Maybe they were made in modern times with a lathe, how would you tell the difference?
This is the other part of the tests where they actually do make fakes or obtain fakes for comparison. Fakes are usually smoother inside and out and don't leave those accidental or unfinished marks that genuine ones have. They are usually slightly lighter and don't look ancient as far as wear, chips, and
Patina ect.
Adam Young actually got a Chinese stone manufacturer with over 100 years of experience to replicate a predynastic vase and they found it too hard and complicated to do. Its not easy and thats why I say that mid to early 20th century tech would not be available and if so would be at NASA levels which back street fakers would not have.
By the same criteria none of the 19 Petrie vases investigated by Maximus Energy were in his precise class.
I am continually correcting these claims only to have them repeated and then a new one already addressed is made lol.
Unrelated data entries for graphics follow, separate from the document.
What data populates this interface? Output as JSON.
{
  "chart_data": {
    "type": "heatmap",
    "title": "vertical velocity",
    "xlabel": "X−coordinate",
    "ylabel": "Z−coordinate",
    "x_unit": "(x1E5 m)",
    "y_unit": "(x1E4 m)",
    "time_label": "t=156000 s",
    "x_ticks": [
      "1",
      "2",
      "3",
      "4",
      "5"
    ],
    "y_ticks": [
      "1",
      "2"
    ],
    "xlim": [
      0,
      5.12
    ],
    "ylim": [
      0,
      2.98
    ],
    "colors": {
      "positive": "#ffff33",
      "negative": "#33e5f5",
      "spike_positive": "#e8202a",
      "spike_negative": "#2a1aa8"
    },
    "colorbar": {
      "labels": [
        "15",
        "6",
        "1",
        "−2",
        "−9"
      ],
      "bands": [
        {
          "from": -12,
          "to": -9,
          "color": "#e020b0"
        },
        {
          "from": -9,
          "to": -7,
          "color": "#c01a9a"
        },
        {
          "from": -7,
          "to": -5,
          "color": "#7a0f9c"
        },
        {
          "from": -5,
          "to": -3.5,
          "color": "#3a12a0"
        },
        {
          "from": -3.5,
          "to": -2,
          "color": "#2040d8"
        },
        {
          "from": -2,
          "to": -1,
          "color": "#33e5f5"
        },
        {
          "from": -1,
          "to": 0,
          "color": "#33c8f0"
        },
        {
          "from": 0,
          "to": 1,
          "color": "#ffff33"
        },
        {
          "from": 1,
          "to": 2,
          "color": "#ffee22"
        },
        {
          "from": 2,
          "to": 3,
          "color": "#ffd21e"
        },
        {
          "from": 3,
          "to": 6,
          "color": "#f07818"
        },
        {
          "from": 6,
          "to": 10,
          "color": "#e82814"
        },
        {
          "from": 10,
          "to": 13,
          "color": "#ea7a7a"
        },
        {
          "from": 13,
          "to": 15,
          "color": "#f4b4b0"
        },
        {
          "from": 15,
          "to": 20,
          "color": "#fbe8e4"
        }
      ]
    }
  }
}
The ‘precise’ class includes the three modern stone vases, which were machined and polished on a lathe, and 11 objects from Matt Beall’s collection.
Not the same quality criteria.
So if I use a tape measure and get say 4.51cam and a lazer light at 4.511 how is that then showing some different measure because of a different method. Its just a more accurate measure of the same measure. Its not as though each different method is showing a completely different measure. This is more red herrings.
Besides the same method has been repreated and the same results are found. But even the difference between some methods in the light scanning tech is only a matter of microns and all land on the same findings by vary degrees of microns. Your creating a false dilemma.
Not the same quality criteria.
Another fallacy. Just deal with the numbers.
The surface deviations are best described by a mm scale.
No they are not, another falsehood. The circularity for example in some places is as near perfect as 0.003mm. Into the micron level. The perpendicularity, paralellism and concentricity is of similar levels in places. The average for these vases is in the micron levels.
Class Averages
The ‘PRECISE’ class average errors are as follows:
● <> = 1.3 thousandths of an inch (0.03 mm);
● <> = 1.3 thousandths of an inch (0.03 mm).
Such surprising precision indicates a highly advanced manufacturing technique consistent with machining on a lathe as the modern lathe-made vases ‘M1’, ‘M2’, and ‘M3’ fall into this class.
On the other hand, the ‘IMPRECISE’ vases in Matt Beall’s collection are characterized by the following class averages:
● = 12 thousandths of an inch (0.3 mm);
● <> = 23 thousandths of an inch (0.5 mm).
This manufacturing quality is indicative of a much less advanced manufacturing technique consistent with the ‘stone and stick’ technology, as the vases ‘O1’ and ‘O2’ that were purposefully made using primitive tools fall into this category.
Just like the Atifact Research Foundation. Notice even the title, 3D scanning vases to the micron level of precision. Its all in the name lol. Around 8 vases fell into the precise modern machining class at the micron level. I linked this evidence earlier and you have ignored it. THe results start around the 38.20 minute mark. But just previous it mentions how the classes are determined as an industry standard.
We 3D Scanned Egypt's Oldest Vases | Micron-Level .
I think I'm done, you referencing articles without reading them, makes me think you are either trolling or you think your viewpoint is worth lying for. It's not a good basis for further discussions. I'll see you in a thread about some other topic.
Yes I agree, It gets too much fixated on one specific issue and it seems to be going in circles. I suggest you do a deep dive into this whole topic and discover. It may be wrong but you may learn something as well. Its the only way.
But ultimately you are right. The only way to really quell the skepticism of those who still disagree is for more data and testing of vases such as those in museums where the provenance cannot be questioned.